High-Efficiency Adaptive-Current Charging Strategy for Electric Vehicles Considering Variation of Internal Resistance of Lithium-Ion Battery

Abstract

This paper outlines a battery charging strategy to reduce charging losses in a lithium-ion battery for electric vehicles. The proposed charging strategy utilizes an adaptive current profile based on variations of the battery internal resistance as a function of the state of charge and the charge rate. To address the problem of finding the optimal current set for the proposed strategy, an evolutionary algorithm, which is a type of stochastic approach, is applied. A strategy for selecting the optimal number of charging intervals is also presented to reach a compromise between loss reduction and computational burden. Experimental results obtained using 34-Ah lithium-nickel-manganese-cobalt-oxide battery cells have proved that the proposed charging strategy decreases the charging loss of the battery cell by 40.1% compared with a conventional constant-current charging strategy.
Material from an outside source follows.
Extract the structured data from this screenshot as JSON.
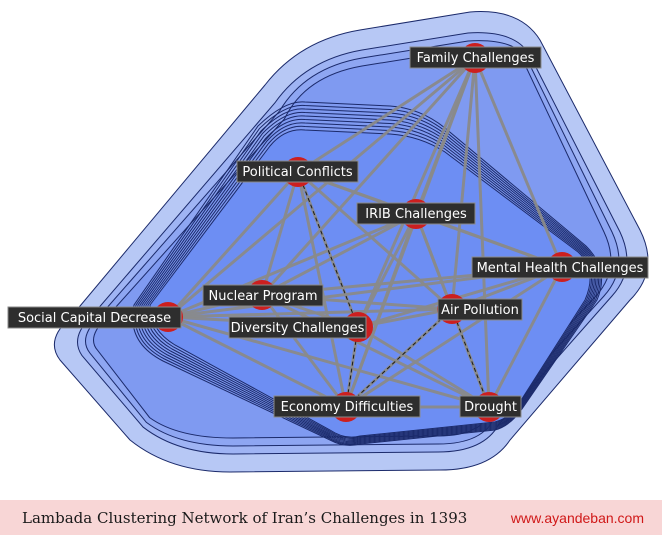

Furthermore, a 3.3-kW on-board charger prototype has been built to investigate the total loss reduction in an electric vehicle charging system that includes a 12-kWh battery pack. The proposed adaptive-current charging strategy reduces the total charging losses including both battery loss and charger loss of electric vehicles by 7.2%, 11.2%, and 21.2% in charging systems with power ratings of 3.3 kW, 6.6 kW, and 13.2 kW, respectively. These improvements can have the same effect as increasing the charger efficiency from a minimum of 0.50% to a maximum of 3.72% in our analysis range of 3.3-52.8 kW.